Article rédigé de Yohan Gaillard

A la grande surprise du sociologue américain Paul H. Ray et de la psychologue américaine Sherry Anderson, leur enquête effectuée en 2000 auprès de 100 000 personnes a mis en évidence que 25 % de la population américaine n’étaient ni traditionnalistes, ni modernistes. Aujourd’hui, Ils seraient plus de 35% tandis qu’en France, une enquête similaire menée en 2006 estime qu’ils représentent environ 20% de la population.

Contrairement aux bobos ou à la génération des Millénaires aux caractéristiques sociologiques bien définies, ils ne peuvent être caractérisés par un âge, un sexe, une profession ou une origine géographique. Nous, vous, toi, moi pouvons en être à moins que le soyons déjà.

Mais qui sont-ils ? Dans « Les clés du Futur », Jean Staune estime qu’ils portent l’émergence d’une troisième voie : le « transmodernisme » et résume leurs valeurs en 5 points :

  1. Le développement personnel et spirituel : donner un sens à sa vie et avoir une morale en dehors de tout dogmatisme ;
  2. Le respect de la nature : respecter sa santé et son environnement ;
  3. Le respect de l’autre : s’ouvrir à la différence ;
  4. L’insatisfaction envers les experts de tous ordres : remettre en cause ce qu’on nous dit ;
  5. La recherche de la cohérence personnelle et d’authenticité : respecter les principes que je me suis fixé.

Ces personnes qui représentent un tiers de la population occidentale et japonaise sont les Créatifs Culturels, un terme qui selon Paul Ray et Sherry Anderson rend compte que « d’innovation en innovation, ils sont en train de créer une nouvelle culture du XXIeme siècle ».
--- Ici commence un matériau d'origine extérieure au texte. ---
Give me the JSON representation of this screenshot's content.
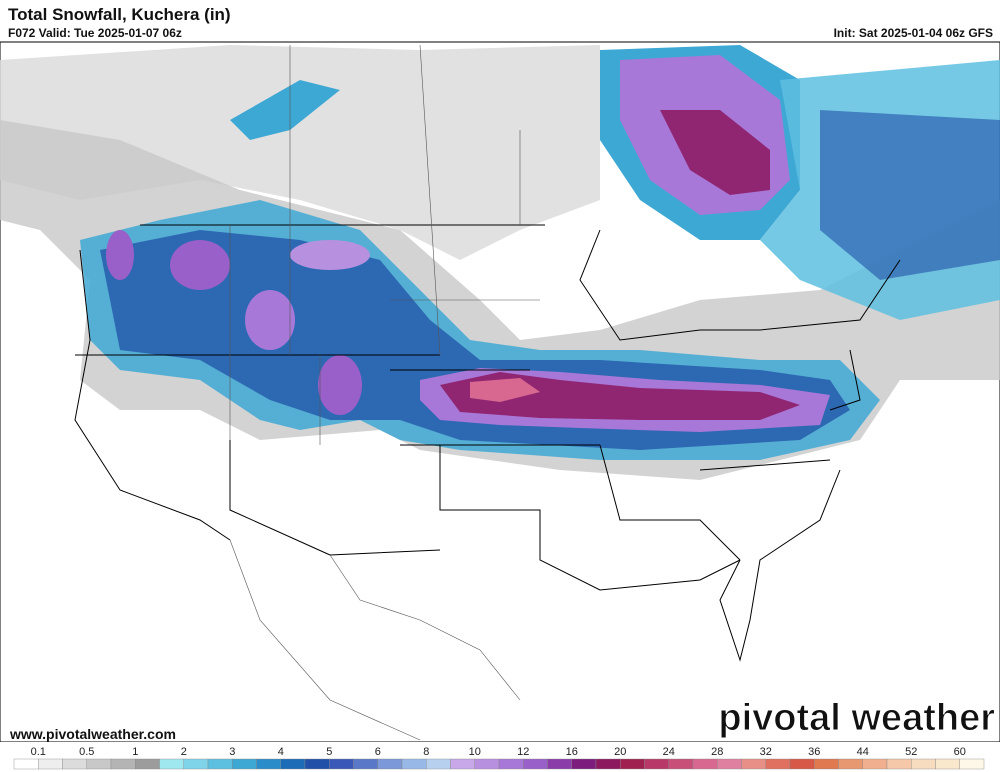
{
  "header": {
    "title": "Total Snowfall, Kuchera (in)",
    "valid": "F072 Valid: Tue 2025-01-07 06z",
    "init": "Init: Sat 2025-01-04 06z GFS"
  },
  "footer": {
    "website": "www.pivotalweather.com",
    "logo": "pivotal weather"
  },
  "colorbar": {
    "ticks": [
      0.1,
      0.5,
      1,
      2,
      3,
      4,
      5,
      6,
      8,
      10,
      12,
      16,
      20,
      24,
      28,
      32,
      36,
      44,
      52,
      60
    ],
    "colors": [
      "#ffffff",
      "#eeeeee",
      "#dcdcdc",
      "#c8c8c8",
      "#b4b4b4",
      "#9c9c9c",
      "#a0e8f0",
      "#7fd4ea",
      "#5ec0e0",
      "#3ea8d4",
      "#2a8cc8",
      "#1c6cb8",
      "#2050a8",
      "#3a58b8",
      "#5a78c8",
      "#7c98d8",
      "#98b8e8",
      "#b8d0f0",
      "#c8a8e8",
      "#b890e0",
      "#a878d8",
      "#9860c8",
      "#8a3ca8",
      "#7c1c7c",
      "#8c1860",
      "#a02050",
      "#b83868",
      "#c85078",
      "#d86890",
      "#e080a0",
      "#e89088",
      "#e07060",
      "#d85848",
      "#e07850",
      "#e89870",
      "#f0b090",
      "#f4c8a8",
      "#f8dcc0",
      "#fae8cc",
      "#fef8e8"
    ]
  }
}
Si Jean Staune décrit parfaitement la société et l’économie qu’ils sont en train d’inventer, il ne précise pas comment ils influencent l’aménagement du territoire. Mais avant de dessiner les grandes lignes du territoire qui répondraient aux valeurs des Créatifs Culturels, il est nécessaire de préciser les territoires auxquelles peuvent se référer les traditionnalistes et les modernistes :

  • Le territoire du traditionnaliste est marqué par des habitudes culturelles et religieuses fortes : l’église, l’école et le champ sont les places fortes du village. Sa gouvernance très localisée, repose sur trois têtes : le maire, l’instituteur et le curé ;
  • Le territoire du moderniste est plus vaste et vise son propre développement personnel en vue de sa « réussite sociale ». La place forte est le centre commercial tandis que la gouvernance s’appuie par un système représentatif pyramidale s’appuyant sur les gouvernants et les experts.
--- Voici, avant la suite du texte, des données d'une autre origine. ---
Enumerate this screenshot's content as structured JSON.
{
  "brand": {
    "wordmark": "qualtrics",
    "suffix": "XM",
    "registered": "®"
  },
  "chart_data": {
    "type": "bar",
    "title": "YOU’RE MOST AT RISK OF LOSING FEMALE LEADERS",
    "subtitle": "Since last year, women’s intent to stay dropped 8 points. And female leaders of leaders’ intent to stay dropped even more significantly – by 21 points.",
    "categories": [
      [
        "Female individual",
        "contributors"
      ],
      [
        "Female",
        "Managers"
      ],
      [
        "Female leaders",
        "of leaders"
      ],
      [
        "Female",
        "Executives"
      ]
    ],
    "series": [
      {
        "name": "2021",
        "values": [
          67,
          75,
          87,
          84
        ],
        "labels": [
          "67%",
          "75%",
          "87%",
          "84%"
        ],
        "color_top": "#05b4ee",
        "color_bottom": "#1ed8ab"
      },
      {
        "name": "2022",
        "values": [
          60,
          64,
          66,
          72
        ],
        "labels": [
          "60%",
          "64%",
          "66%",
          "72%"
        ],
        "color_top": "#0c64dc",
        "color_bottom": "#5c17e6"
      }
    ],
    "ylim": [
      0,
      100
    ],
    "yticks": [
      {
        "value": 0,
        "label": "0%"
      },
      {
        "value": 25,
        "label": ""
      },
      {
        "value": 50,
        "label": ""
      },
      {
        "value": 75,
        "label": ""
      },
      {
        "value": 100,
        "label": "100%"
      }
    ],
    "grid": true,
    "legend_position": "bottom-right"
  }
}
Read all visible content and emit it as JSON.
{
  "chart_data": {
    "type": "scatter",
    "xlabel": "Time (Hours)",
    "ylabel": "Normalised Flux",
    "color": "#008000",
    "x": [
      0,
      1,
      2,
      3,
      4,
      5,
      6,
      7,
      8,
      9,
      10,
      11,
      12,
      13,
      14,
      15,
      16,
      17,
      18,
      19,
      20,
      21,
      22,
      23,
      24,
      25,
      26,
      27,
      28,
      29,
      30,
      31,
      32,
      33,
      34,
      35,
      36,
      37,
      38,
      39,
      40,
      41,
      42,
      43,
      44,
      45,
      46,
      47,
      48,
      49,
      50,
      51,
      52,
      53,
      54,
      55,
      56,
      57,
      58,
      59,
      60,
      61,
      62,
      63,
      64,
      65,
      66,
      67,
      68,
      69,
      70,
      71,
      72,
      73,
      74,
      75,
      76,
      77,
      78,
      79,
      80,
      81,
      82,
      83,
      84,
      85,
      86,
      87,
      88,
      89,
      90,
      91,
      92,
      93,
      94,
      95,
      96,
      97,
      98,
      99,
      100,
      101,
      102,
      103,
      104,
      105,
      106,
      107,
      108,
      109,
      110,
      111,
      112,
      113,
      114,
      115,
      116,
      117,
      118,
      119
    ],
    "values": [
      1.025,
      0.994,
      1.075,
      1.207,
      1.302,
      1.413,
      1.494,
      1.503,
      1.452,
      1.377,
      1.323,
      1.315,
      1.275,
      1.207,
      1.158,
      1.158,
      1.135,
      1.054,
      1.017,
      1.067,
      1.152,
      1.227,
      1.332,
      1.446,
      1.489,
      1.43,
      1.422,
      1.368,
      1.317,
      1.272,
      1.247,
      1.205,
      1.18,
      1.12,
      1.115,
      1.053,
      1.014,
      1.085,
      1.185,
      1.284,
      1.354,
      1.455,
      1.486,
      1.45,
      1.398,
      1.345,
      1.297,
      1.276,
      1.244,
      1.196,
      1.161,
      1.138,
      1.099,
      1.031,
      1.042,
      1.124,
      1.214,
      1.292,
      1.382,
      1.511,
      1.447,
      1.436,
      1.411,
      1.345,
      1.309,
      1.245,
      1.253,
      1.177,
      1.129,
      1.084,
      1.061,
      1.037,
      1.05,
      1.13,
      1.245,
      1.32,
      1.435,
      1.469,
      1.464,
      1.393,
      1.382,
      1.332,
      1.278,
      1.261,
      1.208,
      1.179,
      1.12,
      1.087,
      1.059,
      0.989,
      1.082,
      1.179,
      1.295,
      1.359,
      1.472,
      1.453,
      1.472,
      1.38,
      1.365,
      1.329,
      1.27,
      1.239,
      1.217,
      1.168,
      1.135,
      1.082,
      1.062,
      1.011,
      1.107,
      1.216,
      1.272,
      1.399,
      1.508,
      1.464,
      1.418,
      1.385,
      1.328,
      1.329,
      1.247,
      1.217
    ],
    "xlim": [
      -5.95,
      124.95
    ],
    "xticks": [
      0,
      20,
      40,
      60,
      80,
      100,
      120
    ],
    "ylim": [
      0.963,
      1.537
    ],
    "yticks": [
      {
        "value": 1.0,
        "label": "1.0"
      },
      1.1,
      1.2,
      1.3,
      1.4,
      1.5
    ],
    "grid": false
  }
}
Ce passage d’un état territorial à l’autre, si bien décrit par Jean-Pierre le Goff dans « la fin du village », a eu des conséquences plus ou moins heureuses sur la société et l’environnement. Alors, quelle sera la prochaine révolution territoriale ?
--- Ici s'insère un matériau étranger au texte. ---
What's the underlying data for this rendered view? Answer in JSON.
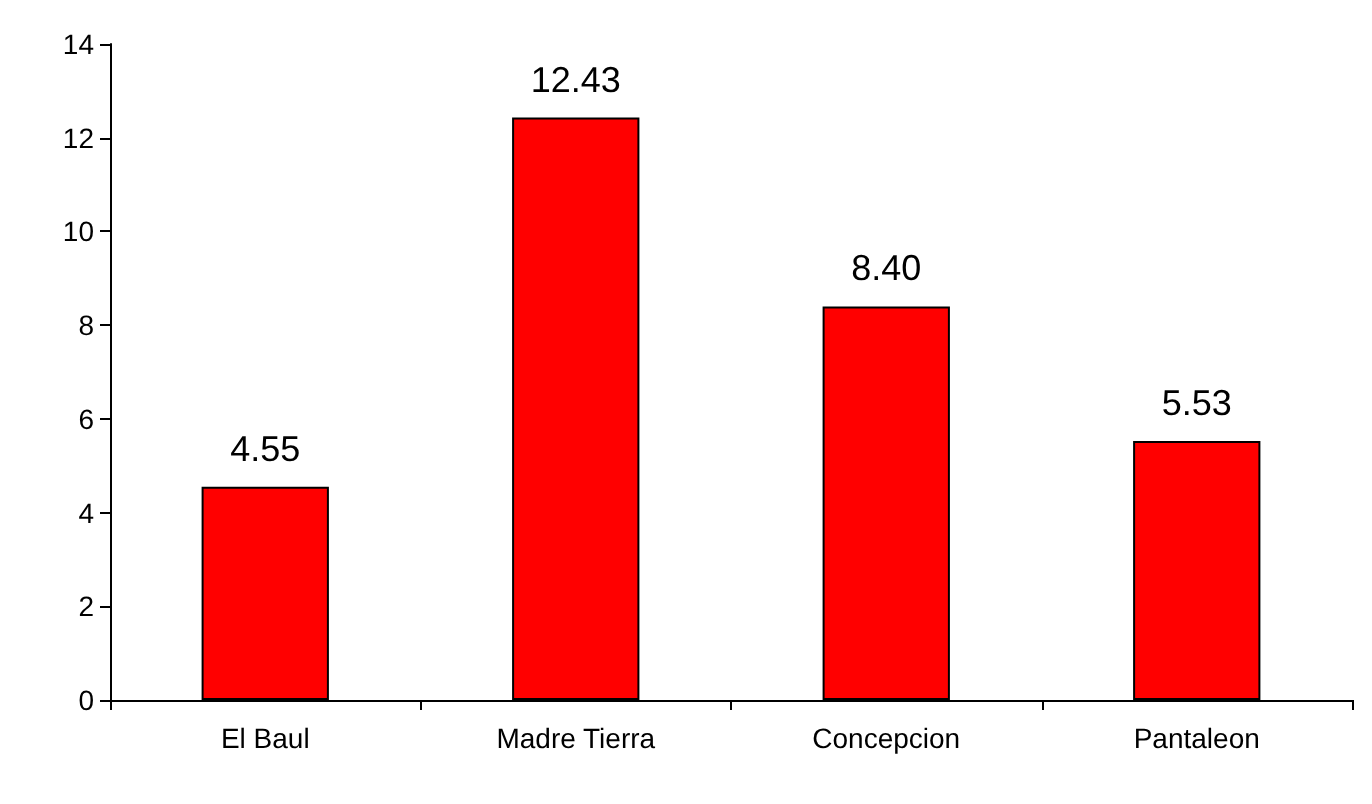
{
  "chart_data": {
    "type": "bar",
    "categories": [
      "El Baul",
      "Madre Tierra",
      "Concepcion",
      "Pantaleon"
    ],
    "values": [
      4.55,
      12.43,
      8.4,
      5.53
    ],
    "value_labels": [
      "4.55",
      "12.43",
      "8.40",
      "5.53"
    ],
    "color": "#ff0000",
    "ylim": [
      0,
      14
    ],
    "yticks": [
      0,
      2,
      4,
      6,
      8,
      10,
      12,
      14
    ],
    "grid": false
  }
}
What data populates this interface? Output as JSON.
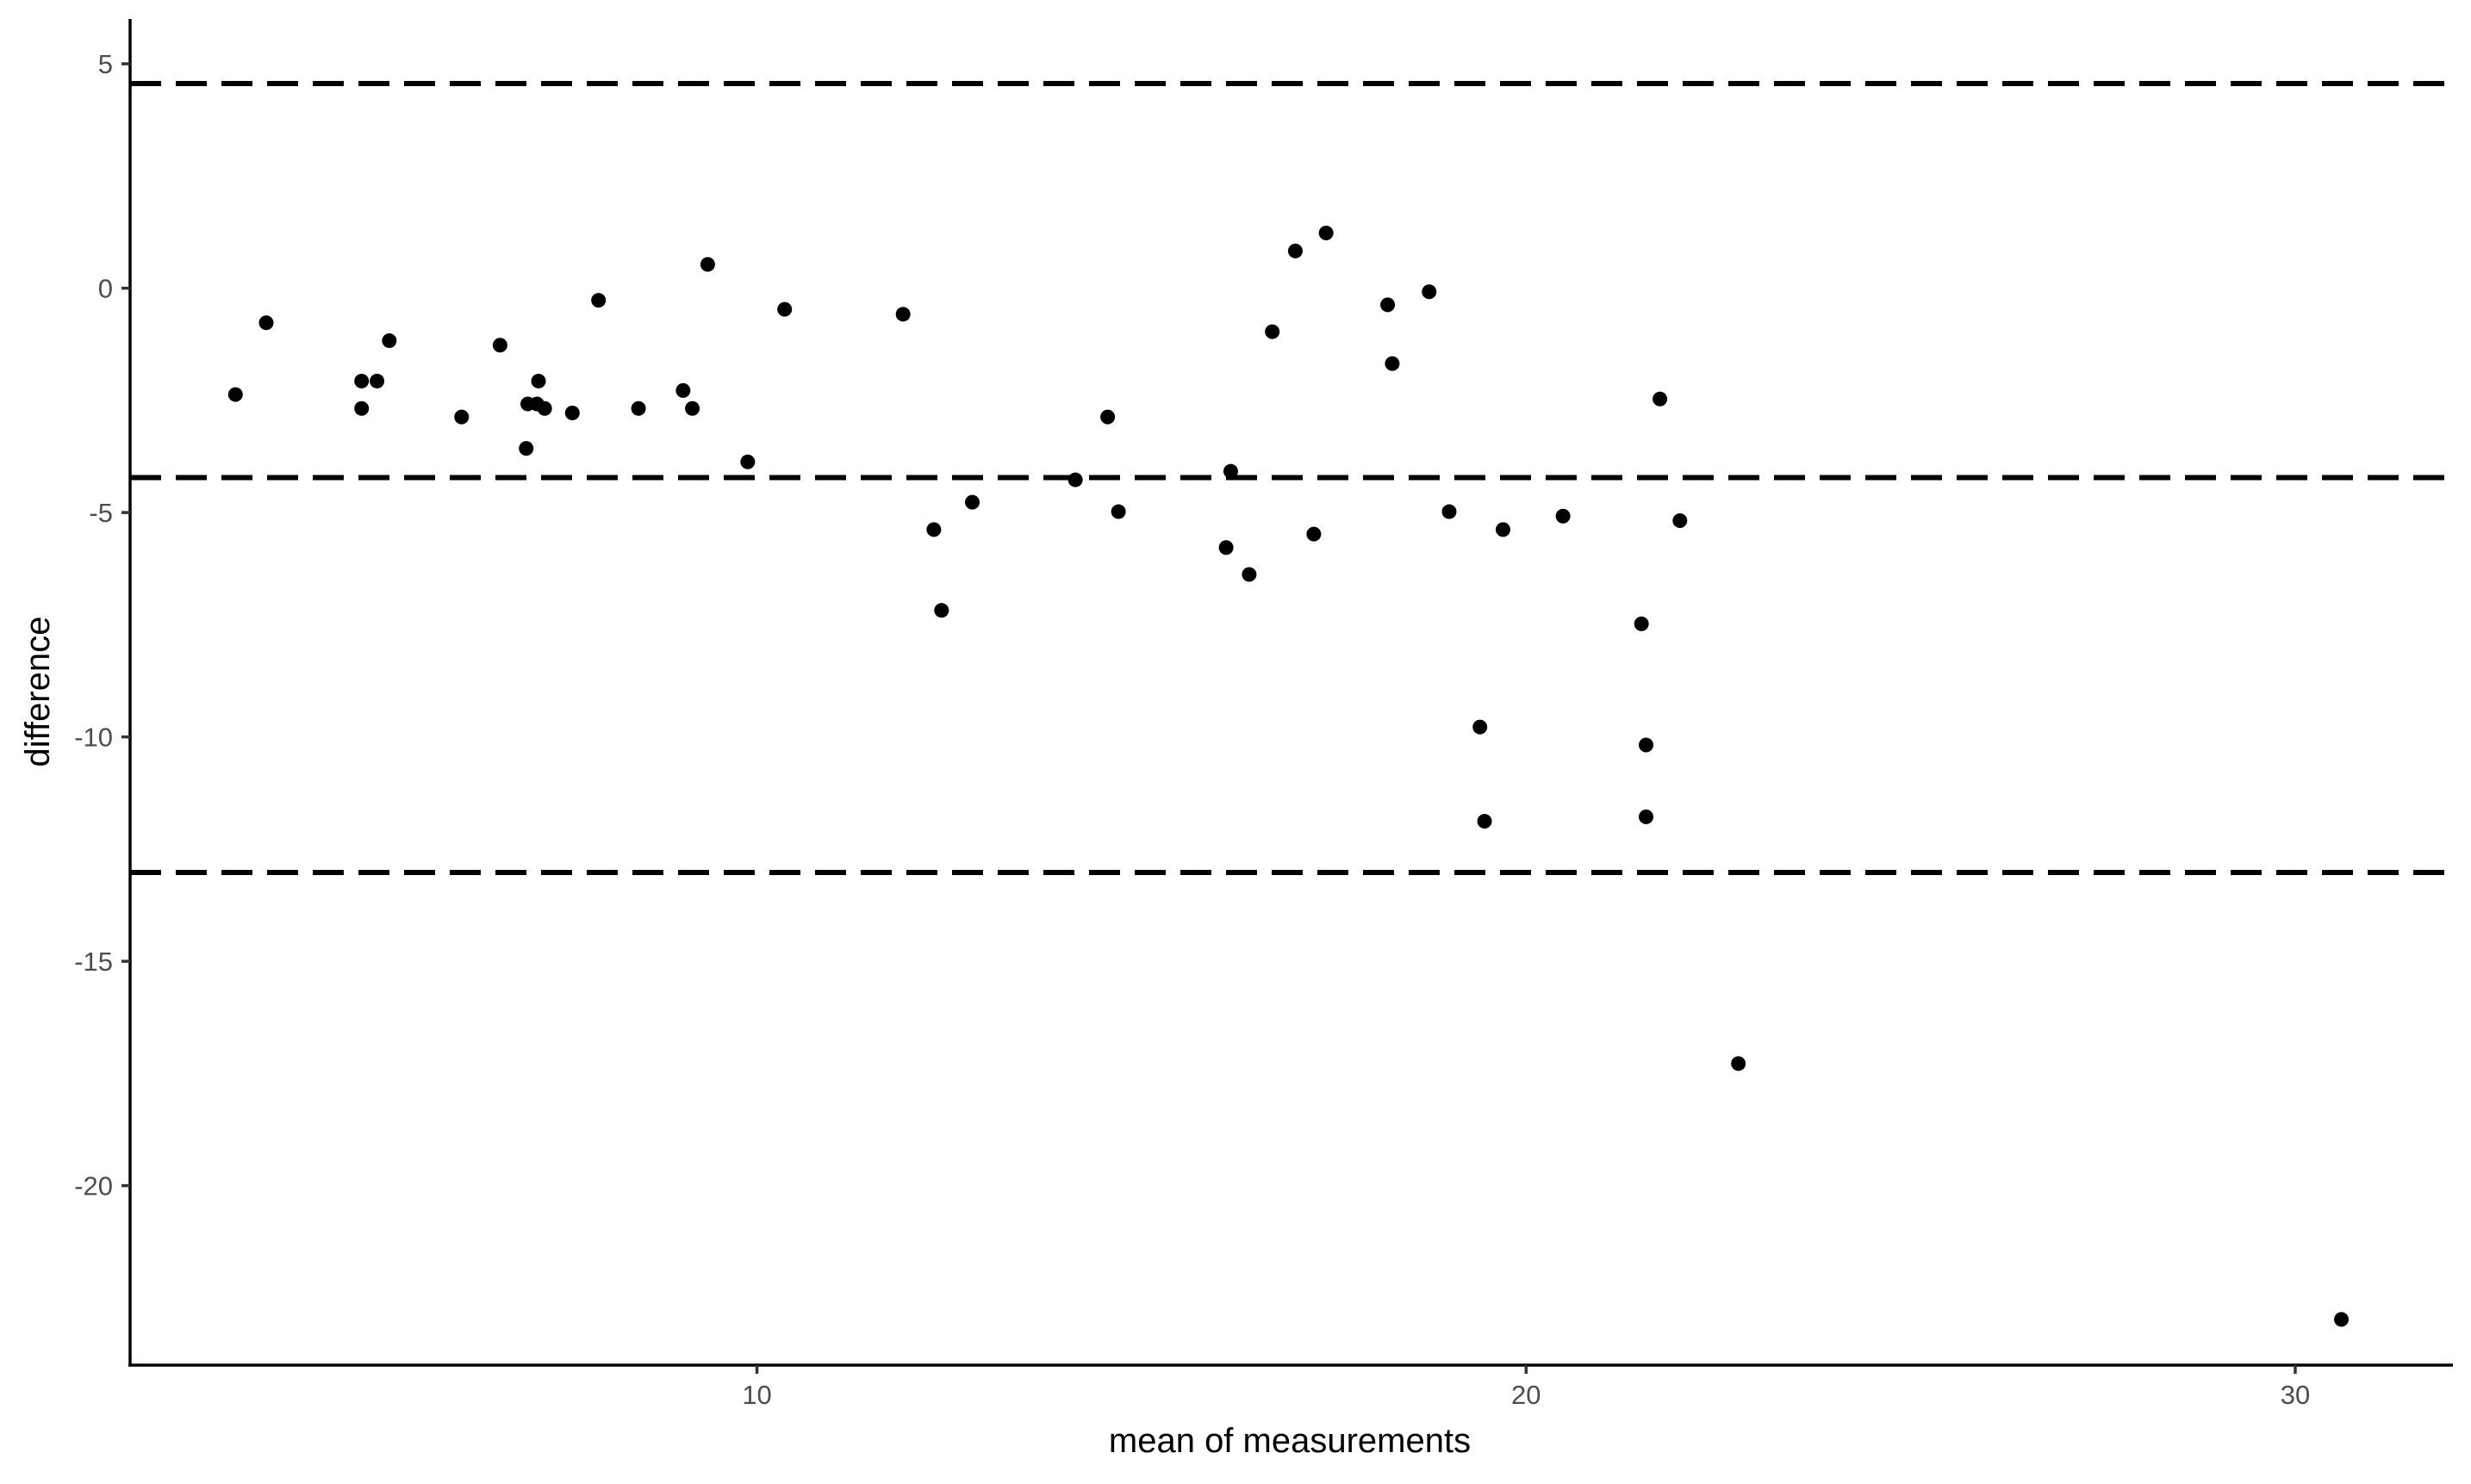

Le territoire des Créatifs Culturels, à la fois individualistes et ouverts sur le monde, aux valeurs éthiques et respectueuses de l’environnement, pourrait s’appuyer non plus sur une gouvernance représentative mais sur une gouvernance populaire de type démocratie athénienne, les femmes en plus ! La place forte de ce territoire serait un lieu de partage où les personnes pourraient apprendre, créer et produire pour soi et pour les autres, en lien avec le monde : il s’agirait probablement des hackespaces souvent appelés fablabs en France même si ce terme est réducteur.

Si les hackerspaces émergent partout en France et dans le monde, d’autres marqueurs liés aux Créatifs Culturels influencent le territoire actuel et son aménagement : les AMAPs, la cueillette à la ferme, le commerce équitable, les produits labélisés, le développement des superettes et le déclin des hypermarchés, l’autopartage, le covoiturage, les vélos libres services, la deuxième vie des objets, l’économie circulaire, le financement participatif, la production de sa propre énergie, l’installation de spécialistes de la médecine douce, …

La liste est encore longue et dessine un territoire individualisé où l’habitant est à la fois gouvernant, expert, consommateur et producteur mais également, intégré dans le réseau mondial puisque ses habitants sont dépendants des autres dans les décisions, la connaissance, la commercialisation et la production (La Démocratie participative, Wikipedia, LeBonCoin et l’OpenSource en sont des exemples concrets).

Finalement, le Créatif Culturel ne vivra pas dans le village ou dans la ville mais dans la métropole, à la fois locale et globale. Elle constitue sans doute l’échelon clés de cette troisième révolution territoriale sur laquellle, nous, environnementalistes et urbanistes seront amenés à travailler non plus comme experts mais comme facilitateurs d’idées et de projets.